Allied Churches of Alamance County
Burlington Downtown Farmers' Market
Children's Executive Oversight Committee
United Way of Alamance County

Contributions – $23,193

Alamance Burlington School System    
Alamance County Arts Council, Inc.    
Alamance Children’s Theatre
Alamance Partnership for Children
Alamance Regional Charitable Foundation    
Children’s Museum Of Alamance County     
New Leaf Society    
Studio 1
United Way of Alamance County    
Women’s Resource Center in Alamance County

Alamance Reads Jr.

The idea for Alamance Reads Jr. in 2015 was simple: Take the Alamance Reads community reading program and expand it so children could participate. Impact Alamance’s support and a network of school librarians helped make the program a home run.

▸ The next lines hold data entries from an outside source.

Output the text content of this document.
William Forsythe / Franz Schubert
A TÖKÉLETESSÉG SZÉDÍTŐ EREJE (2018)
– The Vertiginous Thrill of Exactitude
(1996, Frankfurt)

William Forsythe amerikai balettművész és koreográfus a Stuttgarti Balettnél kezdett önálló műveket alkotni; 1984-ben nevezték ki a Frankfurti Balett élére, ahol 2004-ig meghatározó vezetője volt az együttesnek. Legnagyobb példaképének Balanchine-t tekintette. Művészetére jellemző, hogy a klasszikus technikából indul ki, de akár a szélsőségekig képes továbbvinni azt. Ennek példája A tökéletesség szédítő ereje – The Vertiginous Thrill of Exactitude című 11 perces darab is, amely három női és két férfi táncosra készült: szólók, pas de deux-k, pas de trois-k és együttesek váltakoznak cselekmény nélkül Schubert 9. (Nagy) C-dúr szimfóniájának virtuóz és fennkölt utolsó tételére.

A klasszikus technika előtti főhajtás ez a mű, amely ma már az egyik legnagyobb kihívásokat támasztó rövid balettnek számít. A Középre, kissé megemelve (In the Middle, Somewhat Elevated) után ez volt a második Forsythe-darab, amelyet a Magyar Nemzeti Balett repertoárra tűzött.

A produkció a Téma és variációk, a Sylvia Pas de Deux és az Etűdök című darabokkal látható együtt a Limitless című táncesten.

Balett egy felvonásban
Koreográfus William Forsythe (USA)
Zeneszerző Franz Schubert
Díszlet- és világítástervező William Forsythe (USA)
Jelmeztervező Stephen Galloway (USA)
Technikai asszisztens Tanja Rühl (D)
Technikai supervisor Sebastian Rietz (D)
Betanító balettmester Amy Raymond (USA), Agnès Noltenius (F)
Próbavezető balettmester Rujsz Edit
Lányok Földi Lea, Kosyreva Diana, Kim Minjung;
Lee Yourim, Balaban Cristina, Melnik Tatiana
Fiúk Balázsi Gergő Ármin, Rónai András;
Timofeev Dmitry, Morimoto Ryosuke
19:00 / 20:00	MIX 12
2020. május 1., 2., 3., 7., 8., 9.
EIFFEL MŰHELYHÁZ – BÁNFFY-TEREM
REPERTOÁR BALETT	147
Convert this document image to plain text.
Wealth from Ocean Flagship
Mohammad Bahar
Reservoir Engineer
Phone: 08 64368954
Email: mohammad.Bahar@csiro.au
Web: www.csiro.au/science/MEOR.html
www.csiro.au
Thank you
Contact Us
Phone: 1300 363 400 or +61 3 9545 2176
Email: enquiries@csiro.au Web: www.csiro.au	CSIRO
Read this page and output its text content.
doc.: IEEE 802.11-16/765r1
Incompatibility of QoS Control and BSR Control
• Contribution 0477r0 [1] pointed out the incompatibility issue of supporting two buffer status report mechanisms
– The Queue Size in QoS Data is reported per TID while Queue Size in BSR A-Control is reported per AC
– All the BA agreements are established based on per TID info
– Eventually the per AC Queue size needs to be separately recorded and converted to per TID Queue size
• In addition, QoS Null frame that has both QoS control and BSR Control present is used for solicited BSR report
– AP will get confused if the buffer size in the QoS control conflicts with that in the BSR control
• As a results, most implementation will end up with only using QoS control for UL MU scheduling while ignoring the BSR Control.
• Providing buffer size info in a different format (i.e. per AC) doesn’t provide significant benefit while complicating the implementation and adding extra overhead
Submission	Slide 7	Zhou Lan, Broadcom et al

After more than a decade of promoting community reading programs to adults, Alamance Reads decided to encourage children to read and discuss Sue Corbett’s “Free Baseball.” 

A $7,000 grant enabled the program to scale up its ambitions considerably, says Alamance Reads Co-chair Michelle Mills, expanding it beyond a library-based program.

The grant paid for hundreds of copies of the book, including 20 for each elementary school in the county, 50 for Alamance County Public Libraries, and additional copies to various agencies serving elementary school children. The book was even used by an adult literacy class at Alamance Community College.

The grant also paid for Corbett, the author, to visit South Mebane Elementary School, where she gave a presentation and answered student questions. The presentation was recorded and shared with other elementary schools in the county.

Mills says that efforts to encourage reading among children, like Alamance Reads Jr., can have a major impact.

Reading is essential to academic success, which is then essential to income stability when they get older,” she says. “If some of these children will stick to reading, that’s where we’ll see the results.”
— Michelle Mills, Alamance Reads Co-chair

Capacity Building

We believe our nonprofit partners are a vital safety net. As part of our work to create a healthier, more vibrant community, Impact Alamance supports organizations in becoming more efficient and effective at their individual missions — so they can better serve those who need their help. Our grant making in this area includes capacity building work and grant writing assistance.

NonProfit Capacity Building – $82,500

Alamance Citizens for Education
Alamance County Dispute Settlement and Youth Services
Allied Churches of Alamance County
Ebenezer United Church of Christ
Women’s Resource Center of Alamance County

Allied Churches, a capacity-building grant recipient, harnesses the power of volunteers and the generosity of Alamance County residents to assist those who need food, shelter or help attaining self-sufficiency.

Grant Writer Assistance – $9,000

Alamance Partnership for Children
Family Justice Center
United Way of Alamance County

Women's Resource Center

When the Women’s Resource Center of Alamance County applied for an Impact Alamance capacity building grant in 2015, the organization knew it needed to develop a new strategic plan.

In the three years or so prior to that, it had lost significant funding due to state budget cuts and gone through a leadership change. Susan Watson, who came on board as executive director in January 2014, says the organization had survived a tough period, but knew it needed a clear strategy to move forward.

A nonprofit consulting firm came in, did a deep dive and helped the Center develop a new strategic plan.

“They helped the board set five top priorities,” Watson says. “They helped us develop a performance management tool that lays out our activities plus these top five priorities.”
The Women’s Resource Center honored women leaders at its second annual Leading the Way event. The organization used a capacity building grant from Impact Alamance to develop and implement a new strategic plan to serve more women in Alamance County.

And that’s important for the thousands of women the Center serves each year, from the professional women who network and find community service opportunities through the Center to the women of all backgrounds who need guidance and support as they go through challenging work or personal transitions.

We’re excited for what the future looks like,” Watson says. “We feel that this work that we’ve done has positioned us for growth.”